As part of the effort to make the meaningful use proposal process transparent, the Centers for Medicare & Medicaid Services (CMS) has published the ongoing comments submitted on the Office of the National Coordinator for Health IT’s interim final rule and notice of proposed rulemaking on an open-access Web site.
As of press time, the Web site had 24 comments posted on topics including HL7, computerized provider/physician order entry (CPOE) systems and EHRs.
A sampling of summarized comments on various proposal topics is provided below. (Please note that the comments below are the opinions of the submitters.)
- To count as CPOE, must the provider personally (hands on keyboard) enter the order, or may physical entry of the order under the provider's direction be done by other staff? Must other staff be licensed, or would MAs qualify?

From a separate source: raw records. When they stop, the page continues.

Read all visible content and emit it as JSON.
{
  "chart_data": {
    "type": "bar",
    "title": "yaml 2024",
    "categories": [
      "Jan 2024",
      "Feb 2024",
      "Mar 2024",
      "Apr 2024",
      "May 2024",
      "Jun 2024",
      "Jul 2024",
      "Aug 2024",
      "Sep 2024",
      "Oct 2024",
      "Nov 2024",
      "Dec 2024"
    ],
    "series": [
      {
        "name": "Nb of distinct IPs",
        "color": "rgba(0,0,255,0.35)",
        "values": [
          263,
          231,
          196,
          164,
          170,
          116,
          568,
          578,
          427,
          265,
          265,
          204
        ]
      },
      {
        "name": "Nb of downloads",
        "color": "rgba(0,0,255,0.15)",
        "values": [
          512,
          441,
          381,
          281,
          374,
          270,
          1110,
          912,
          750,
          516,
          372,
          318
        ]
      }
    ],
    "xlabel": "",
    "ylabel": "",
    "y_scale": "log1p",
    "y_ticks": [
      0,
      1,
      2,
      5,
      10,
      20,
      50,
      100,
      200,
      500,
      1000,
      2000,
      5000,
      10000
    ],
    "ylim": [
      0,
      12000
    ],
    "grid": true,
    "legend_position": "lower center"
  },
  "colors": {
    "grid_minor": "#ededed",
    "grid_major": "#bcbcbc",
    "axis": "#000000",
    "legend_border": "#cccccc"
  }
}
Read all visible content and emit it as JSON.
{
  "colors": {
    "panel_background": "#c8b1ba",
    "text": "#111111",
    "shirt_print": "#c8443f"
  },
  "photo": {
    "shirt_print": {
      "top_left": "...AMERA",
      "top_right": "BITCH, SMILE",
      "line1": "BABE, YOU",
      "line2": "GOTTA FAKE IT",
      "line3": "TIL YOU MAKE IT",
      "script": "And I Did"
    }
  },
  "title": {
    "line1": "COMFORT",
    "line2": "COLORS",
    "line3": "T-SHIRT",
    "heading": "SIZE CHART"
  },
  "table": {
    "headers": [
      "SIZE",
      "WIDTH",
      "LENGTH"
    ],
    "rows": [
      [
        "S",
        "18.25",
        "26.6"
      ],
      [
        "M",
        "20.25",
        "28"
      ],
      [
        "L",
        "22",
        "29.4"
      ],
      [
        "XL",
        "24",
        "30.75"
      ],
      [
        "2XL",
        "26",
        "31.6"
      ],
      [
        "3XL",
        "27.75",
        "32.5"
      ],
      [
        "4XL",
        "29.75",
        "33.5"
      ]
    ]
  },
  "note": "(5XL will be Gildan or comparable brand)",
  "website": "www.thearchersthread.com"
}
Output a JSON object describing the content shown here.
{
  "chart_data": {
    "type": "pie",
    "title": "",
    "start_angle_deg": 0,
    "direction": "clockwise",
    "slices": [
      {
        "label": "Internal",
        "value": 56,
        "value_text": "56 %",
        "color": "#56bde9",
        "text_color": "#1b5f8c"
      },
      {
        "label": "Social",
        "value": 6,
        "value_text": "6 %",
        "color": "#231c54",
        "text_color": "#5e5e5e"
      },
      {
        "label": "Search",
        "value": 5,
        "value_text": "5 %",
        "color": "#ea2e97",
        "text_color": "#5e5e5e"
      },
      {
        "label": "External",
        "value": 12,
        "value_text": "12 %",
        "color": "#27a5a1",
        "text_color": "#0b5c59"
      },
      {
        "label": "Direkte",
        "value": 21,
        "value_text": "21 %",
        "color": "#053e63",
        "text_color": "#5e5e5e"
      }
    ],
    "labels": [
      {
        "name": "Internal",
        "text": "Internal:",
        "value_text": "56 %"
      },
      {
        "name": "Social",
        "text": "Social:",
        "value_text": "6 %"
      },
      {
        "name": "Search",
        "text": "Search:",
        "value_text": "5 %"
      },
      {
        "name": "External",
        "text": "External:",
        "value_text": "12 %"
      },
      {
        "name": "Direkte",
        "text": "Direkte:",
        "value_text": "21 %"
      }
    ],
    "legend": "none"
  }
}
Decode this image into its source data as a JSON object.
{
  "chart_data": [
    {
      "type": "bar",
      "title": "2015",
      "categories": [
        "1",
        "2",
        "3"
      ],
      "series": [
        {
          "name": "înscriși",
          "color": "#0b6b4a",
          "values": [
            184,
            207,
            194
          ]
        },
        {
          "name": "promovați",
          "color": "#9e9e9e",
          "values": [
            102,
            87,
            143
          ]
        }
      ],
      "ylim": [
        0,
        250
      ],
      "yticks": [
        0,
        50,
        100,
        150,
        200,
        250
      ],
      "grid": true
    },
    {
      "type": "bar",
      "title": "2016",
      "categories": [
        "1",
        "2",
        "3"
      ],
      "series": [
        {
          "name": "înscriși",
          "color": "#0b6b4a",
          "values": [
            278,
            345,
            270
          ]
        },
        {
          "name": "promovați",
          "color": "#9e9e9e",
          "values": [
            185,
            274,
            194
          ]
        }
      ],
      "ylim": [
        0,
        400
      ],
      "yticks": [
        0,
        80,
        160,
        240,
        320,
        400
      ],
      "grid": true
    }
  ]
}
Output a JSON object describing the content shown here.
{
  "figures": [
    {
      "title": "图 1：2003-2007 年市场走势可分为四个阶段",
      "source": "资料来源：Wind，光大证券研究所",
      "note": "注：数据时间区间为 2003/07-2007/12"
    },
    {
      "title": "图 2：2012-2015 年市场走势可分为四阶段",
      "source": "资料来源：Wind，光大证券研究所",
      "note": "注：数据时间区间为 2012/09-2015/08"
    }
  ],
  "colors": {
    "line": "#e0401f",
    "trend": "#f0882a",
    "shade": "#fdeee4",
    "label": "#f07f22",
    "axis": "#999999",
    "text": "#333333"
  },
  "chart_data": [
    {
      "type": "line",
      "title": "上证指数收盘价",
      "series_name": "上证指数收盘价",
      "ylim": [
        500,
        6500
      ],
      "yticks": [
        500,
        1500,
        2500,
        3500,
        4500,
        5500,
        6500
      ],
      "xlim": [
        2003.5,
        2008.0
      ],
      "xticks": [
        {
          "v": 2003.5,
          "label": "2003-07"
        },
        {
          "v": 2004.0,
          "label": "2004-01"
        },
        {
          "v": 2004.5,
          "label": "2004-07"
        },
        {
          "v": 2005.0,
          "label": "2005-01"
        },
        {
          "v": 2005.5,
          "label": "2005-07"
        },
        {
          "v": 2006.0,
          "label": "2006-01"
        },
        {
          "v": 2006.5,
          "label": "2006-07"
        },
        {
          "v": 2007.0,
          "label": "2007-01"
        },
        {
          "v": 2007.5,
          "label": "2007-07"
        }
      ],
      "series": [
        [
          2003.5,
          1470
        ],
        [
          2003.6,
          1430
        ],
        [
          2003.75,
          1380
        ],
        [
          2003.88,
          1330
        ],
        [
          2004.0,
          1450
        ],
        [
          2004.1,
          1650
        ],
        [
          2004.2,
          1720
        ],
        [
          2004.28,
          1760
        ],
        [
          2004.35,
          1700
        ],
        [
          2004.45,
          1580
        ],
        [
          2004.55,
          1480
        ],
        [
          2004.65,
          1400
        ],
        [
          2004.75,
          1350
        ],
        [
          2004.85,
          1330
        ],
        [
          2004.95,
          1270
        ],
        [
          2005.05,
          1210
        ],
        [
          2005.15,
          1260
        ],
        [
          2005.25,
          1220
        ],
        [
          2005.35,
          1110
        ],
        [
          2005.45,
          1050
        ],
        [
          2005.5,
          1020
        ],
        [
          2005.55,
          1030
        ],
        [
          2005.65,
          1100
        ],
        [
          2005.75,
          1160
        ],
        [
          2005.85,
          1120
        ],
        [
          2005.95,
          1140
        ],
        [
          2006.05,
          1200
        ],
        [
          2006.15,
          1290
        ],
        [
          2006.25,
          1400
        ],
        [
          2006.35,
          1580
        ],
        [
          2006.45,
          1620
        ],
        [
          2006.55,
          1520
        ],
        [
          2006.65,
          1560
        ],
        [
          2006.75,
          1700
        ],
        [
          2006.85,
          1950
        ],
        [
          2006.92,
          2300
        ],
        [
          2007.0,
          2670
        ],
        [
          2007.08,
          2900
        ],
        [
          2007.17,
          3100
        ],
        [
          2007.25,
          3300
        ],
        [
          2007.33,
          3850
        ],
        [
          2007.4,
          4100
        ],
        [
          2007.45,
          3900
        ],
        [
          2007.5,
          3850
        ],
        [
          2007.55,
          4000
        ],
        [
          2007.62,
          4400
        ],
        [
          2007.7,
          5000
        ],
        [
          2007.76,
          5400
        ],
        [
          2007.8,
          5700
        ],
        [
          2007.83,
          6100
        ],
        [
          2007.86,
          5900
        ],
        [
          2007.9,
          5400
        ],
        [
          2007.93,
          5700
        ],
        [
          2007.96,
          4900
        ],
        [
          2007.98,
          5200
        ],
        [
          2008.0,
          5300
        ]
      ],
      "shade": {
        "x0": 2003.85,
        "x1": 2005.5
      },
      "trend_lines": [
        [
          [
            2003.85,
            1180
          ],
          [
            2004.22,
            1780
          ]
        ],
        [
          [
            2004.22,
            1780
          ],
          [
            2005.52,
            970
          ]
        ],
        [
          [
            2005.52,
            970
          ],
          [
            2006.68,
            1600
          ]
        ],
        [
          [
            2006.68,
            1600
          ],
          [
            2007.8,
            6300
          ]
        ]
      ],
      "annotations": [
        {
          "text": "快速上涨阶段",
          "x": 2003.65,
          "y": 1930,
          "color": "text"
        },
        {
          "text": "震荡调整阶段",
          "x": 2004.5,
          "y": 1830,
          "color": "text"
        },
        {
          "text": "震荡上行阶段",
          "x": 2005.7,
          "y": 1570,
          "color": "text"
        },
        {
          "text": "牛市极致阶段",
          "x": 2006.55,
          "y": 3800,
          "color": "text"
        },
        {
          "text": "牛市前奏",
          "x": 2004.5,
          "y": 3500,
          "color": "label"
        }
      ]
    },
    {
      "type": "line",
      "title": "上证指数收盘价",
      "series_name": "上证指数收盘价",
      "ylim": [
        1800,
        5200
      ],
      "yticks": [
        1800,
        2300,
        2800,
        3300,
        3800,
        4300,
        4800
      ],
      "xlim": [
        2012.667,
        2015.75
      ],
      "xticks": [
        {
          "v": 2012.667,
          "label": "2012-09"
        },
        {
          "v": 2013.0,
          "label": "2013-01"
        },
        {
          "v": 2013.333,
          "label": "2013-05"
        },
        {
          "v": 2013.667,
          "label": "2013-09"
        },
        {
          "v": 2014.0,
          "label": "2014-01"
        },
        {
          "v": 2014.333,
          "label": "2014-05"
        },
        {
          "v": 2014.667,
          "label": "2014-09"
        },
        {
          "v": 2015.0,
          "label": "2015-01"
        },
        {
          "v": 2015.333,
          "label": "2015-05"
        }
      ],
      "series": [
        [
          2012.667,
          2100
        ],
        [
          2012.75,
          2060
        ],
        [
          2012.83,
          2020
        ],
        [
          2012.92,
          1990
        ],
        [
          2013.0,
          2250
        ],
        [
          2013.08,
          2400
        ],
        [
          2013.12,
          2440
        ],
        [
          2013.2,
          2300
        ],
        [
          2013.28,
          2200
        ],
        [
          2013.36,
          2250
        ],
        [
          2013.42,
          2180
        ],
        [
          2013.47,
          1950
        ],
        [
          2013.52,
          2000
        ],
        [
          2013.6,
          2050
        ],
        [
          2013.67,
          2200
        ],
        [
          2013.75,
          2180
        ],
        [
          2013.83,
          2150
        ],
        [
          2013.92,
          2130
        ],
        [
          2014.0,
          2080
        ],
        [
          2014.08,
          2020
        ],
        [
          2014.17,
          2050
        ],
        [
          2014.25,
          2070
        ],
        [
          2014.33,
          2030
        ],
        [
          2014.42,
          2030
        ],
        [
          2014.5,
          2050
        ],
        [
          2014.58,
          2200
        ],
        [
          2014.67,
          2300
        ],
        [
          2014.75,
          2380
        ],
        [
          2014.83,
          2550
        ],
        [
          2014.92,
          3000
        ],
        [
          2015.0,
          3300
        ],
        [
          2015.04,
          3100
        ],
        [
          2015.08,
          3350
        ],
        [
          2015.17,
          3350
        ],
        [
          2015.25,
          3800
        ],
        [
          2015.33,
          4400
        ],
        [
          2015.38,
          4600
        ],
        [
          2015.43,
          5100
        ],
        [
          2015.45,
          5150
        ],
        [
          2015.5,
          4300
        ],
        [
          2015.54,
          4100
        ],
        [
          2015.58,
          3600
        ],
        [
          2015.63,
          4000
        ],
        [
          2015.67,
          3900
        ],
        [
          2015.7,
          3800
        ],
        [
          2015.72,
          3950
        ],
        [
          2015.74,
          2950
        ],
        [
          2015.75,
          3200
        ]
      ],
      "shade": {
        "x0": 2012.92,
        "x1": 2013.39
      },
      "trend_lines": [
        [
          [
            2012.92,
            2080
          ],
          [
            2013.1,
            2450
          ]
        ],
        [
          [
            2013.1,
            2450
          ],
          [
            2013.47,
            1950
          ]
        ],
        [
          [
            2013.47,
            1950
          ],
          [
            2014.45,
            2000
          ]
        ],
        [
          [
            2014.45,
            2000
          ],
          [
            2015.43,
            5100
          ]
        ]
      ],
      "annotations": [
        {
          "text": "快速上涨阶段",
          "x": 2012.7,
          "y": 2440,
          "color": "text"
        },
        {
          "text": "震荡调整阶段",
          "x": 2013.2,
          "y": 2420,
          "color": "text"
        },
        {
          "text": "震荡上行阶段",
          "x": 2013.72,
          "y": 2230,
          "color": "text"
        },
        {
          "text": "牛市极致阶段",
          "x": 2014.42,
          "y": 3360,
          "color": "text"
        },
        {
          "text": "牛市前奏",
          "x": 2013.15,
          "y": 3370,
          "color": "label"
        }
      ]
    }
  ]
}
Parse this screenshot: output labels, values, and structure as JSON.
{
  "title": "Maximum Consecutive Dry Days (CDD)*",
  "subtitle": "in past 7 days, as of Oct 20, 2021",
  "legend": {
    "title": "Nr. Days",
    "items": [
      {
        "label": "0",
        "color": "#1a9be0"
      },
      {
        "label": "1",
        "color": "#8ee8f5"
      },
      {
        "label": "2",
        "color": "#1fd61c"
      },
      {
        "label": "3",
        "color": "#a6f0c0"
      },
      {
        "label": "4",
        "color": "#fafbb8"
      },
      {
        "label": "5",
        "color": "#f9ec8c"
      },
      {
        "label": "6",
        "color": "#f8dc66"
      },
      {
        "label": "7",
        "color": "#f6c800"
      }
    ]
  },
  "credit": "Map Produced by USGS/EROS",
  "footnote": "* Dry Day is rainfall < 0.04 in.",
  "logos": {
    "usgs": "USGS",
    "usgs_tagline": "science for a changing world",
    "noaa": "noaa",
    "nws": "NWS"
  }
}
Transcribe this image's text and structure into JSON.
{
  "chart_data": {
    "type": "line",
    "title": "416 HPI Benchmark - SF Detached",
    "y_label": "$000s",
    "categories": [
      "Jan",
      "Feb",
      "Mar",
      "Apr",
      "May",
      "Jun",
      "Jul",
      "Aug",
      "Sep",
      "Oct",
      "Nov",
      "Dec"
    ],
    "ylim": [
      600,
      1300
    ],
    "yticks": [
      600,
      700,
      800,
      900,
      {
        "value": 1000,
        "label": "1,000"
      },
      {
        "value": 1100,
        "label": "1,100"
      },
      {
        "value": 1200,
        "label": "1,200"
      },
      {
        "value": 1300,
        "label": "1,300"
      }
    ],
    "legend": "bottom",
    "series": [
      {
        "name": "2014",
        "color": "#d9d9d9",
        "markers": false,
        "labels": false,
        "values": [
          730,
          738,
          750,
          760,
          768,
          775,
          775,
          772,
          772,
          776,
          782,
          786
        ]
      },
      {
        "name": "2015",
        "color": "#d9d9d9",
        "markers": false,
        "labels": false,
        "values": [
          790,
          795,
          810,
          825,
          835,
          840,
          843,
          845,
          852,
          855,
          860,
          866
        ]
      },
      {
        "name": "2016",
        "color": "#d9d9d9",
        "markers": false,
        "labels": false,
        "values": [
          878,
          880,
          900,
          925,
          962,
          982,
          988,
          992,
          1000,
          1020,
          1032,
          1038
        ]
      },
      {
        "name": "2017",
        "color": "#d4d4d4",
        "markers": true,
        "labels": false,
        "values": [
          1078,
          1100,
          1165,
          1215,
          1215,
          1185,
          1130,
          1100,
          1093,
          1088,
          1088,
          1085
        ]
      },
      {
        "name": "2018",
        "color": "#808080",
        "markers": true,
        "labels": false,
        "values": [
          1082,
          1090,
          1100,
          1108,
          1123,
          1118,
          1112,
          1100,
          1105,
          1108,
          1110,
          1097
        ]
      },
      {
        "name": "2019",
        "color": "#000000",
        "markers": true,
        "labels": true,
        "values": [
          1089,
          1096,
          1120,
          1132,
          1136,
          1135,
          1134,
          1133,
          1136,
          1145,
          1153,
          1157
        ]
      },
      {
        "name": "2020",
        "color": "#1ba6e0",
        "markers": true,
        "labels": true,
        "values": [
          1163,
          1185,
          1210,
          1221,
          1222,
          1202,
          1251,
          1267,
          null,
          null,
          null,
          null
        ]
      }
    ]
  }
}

- Regarding the hospital measure for CPOE, the measure excludes orders entered by providers in the hospital operated emergency department (ED). The ED is identified as POS 23 and as such is considered an outpatient facility and not eligible for inclusion into the CPOE measurement. The ED in many hospitals is the portal into the healthcare system and the inclusion of orders entered by EP should be allowed to be counted towards the hospital measurement. It can become difficult to differentiate order entry by location when order entry is funneled into a central EHR or clinical results reporting system.
- How does anyone propose to measure the total orders by an eligible provider? This could be a time consuming and problematic exercise for any eligible provider or hospital.
- I recommend that CPOE be changed to COE (computerized order entry) eliminating the perception that the physician should be/must be the particular healthcare worker who physically types in the orders. In our hospital we have recently initiated collaborative rounds, with the physician, charge nurse, primary nurse and pharmacist rounding together, bringing together different domains of expertise and knowledge at the bedside.
- I find myself discouraged that we will ever be able to comply with this meaningful use definition. I also reflect on the last eight years of using the EHR and wonder how a new user of an EHR would qualify as well. Just installing and getting everyone using electronic records is a difficult task. So I believe that this version of meaningful use is too aggressive for the first year.
- We have been using a specialized EHR in our endoscopy center for eight years…I find it distressing, under the current requirements for meaningful use, ambulatory surgery center (ASC) specific EHRs may not be eligible for consideration. I strongly urge you to include these essential information systems for their unique contributions to meaningful use in the ASC environment.
- Regarding requirement to patient access to EHR within 48 hours, patients may have multiple encounters with a hospital prior to the development and implementation of an EHR. There should be no requirement to provide an EHR prior to the implementation of the EHR system … Hospitals should not be expected to provide EHRs to non-covered organizations or to those who do not have the capability of receiving the information. This should be covered by separate regulation that impacts these facilities.
- Organizations should not have to rewrite existing fully functional interfaces to comply with meaningful use criteria. This will add a great deal of unnecessary cost. For example we already submit lab results and surveillance data to public health agencies using an older version (HL7 2.2). The new criteria calls for a minimum of HL7 2.5.1 for lab submission and HL7 2.3.1 for public health submission. Redeveloping/retesting these interfaces, for no other reason than to bring it up to a current version, is a waste of resources. Please clarify or change the rule so that existing working links can remain in place until there is a need to upgrade.